More than lambasting Bennett, the report accuses the Northam administration of bias that obfuscated the actions the parole board took.
The Office of the State Inspector General, a body created to investigate ineffectiveness in state government, conducted an investigation into the parole board as well in 2020. Initially, it released a six- page report, but a longer version was leaked months later.
This led to the General Assembly approving a $250,000 investigation into the OSIG investigation — which the report by the Attorney General's office said was limited and still failed to more deeply explore alleged issues from the parole board.
While the General Assembly authorized $250,000, a spokesperson for Herring at the time said the total ended up coming to $232,000.
Nixon Peabody, the firm hired by then-Attorney General Mark Herring, a Democrat, left out testimony relating to the parole board from the report because its investigation was focused on OSIG instead.

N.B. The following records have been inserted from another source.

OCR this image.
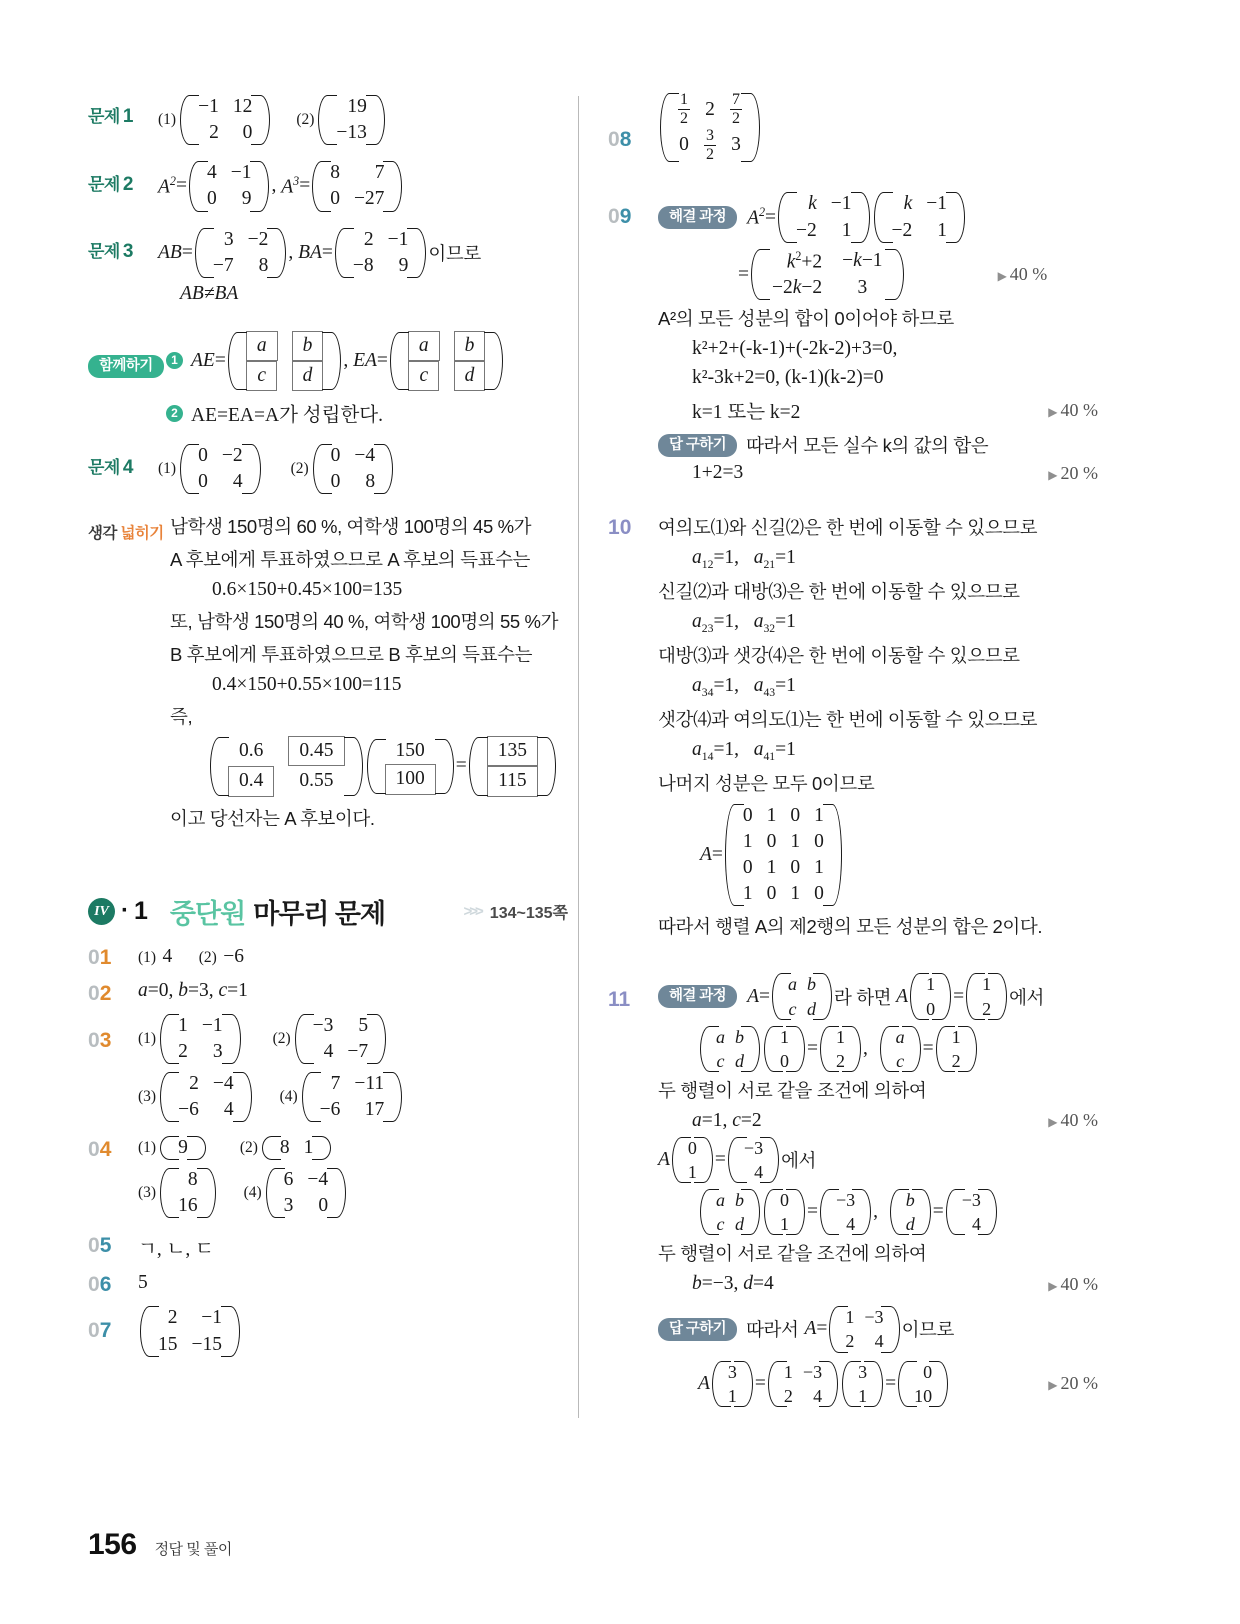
문제 1	(1)
−1	12
2	0
(2)
19
−13
문제 2	$A^2$ =
4	−1
0	9
, $A^3$ =
8	7
0	−27
문제 3	AB =
3	−2
−7	8
, BA =
2	−1
−8	9
이므로
AB≠BA
함께하기	1 AE =
a	b
c	d
, EA =
a	b
c	d
2 AE=EA=A가 성립한다.
문제 4	(1)
0	−2
0	4
(2)
0	−4
0	8
생각 넓히기 남학생 150명의 60 %, 여학생 100명의 45 %가
A 후보에게 투표하였으므로 A 후보의 득표수는
0.6×150+0.45×100=135
또, 남학생 150명의 40 %, 여학생 100명의 55 %가
B 후보에게 투표하였으므로 B 후보의 득표수는
0.4×150+0.55×100=115
즉,
0.6	0.45
0.4	0.55
150
100
=
135
115
이고 당선자는 A 후보이다.
IV · 1 중단원 마무리 문제	>>> 134~135쪽
01	(1) 4 (2) −6
02	a=0, b=3, c=1
03	(1)
1	−1
2	3
(2)
−3	5
4	−7
(3)
2	−4
−6	4
(4)
7	−11
−6	17
04	(1) 9	(2) 8	1
(3)
8
16
(4)
6	−4
3	0
05	ㄱ, ㄴ, ㄷ
06	5
07
2	−1
15	−15
08
$\frac{1}{2}$	2	$\frac{7}{2}$

0	$\frac{3}{2}$	3
09	해결 과정	$A^2$ =
k	−1
−2	1
k	−1
−2	1
=
$k^2+2$	−k−1
−2k−2	3
▶ 40 %
A²의 모든 성분의 합이 0이어야 하므로
k²+2+(-k-1)+(-2k-2)+3=0,
k²-3k+2=0, (k-1)(k-2)=0
k=1 또는 k=2	▶ 40 %
답 구하기	따라서 모든 실수 k의 값의 합은
1+2=3	▶ 20 %
10	여의도⑴와 신길⑵은 한 번에 이동할 수 있으므로
$a_{12}=1$,   $a_{21}=1$
신길⑵과 대방⑶은 한 번에 이동할 수 있으므로
$a_{23}=1$,   $a_{32}=1$
대방⑶과 샛강⑷은 한 번에 이동할 수 있으므로
$a_{34}=1$,   $a_{43}=1$
샛강⑷과 여의도⑴는 한 번에 이동할 수 있으므로
$a_{14}=1$,   $a_{41}=1$
나머지 성분은 모두 0이므로
A =
0	1	0	1
1	0	1	0
0	1	0	1
1	0	1	0
따라서 행렬 A의 제2행의 모든 성분의 합은 2이다.
11	해결 과정	A =
a	b
c	d
라 하면 A
1
0
=
1
2
에서
a	b
c	d
1
0
=
1
2
,
a
c
=
1
2
두 행렬이 서로 같을 조건에 의하여
a=1, c=2	▶ 40 %
A
0
1
=
−3
4
에서
a	b
c	d
0
1
=
−3
4
,
b
d
=
−3
4
두 행렬이 서로 같을 조건에 의하여
b=−3, d=4	▶ 40 %
답 구하기	따라서 A =
1	−3
2	4
이므로
A
3
1
=
1	−3
2	4
3
1
=
0
10
▶ 20 %
156 정답 및 풀이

The report outlines possible actions that the parole board and state legislature could take.
First, it suggests that the parole board establish a code of ethics for its members and asserts that it is not the parole board’s purview to investigate whether or not someone was accurately convicted. (Currently, Sen. Chap Petersen, D-Fairfax City, has a “second look” bill that would allow incarcerated people who have served at least 15 years to petition a judge to see if they are deemed able to be released early).
The report also suggests the legislature adjust state code so that the parole board can hold public hearings. It says the parole board should ensure victims are notified if an incarcerated person is eligible for release before the board votes on the matter.
It also suggests adjustments to the parole board’s structure, additional staffing suggestions and updates to technology that it uses.
In noting how former governors pardoned certain offenders, both the Attorney General's report and the parole board would support the General Assembly passing a law to require governors to seek victim input before making pardons.
Lawyers for Bennett did not respond with a statement at the time of this publication. Though a statute of limitations may prevent her from being charged for the findings in the report Miyares said "the ball is in the General Assembly's court" if the legislative body seeks to issue articles of impeachment for her current judge role.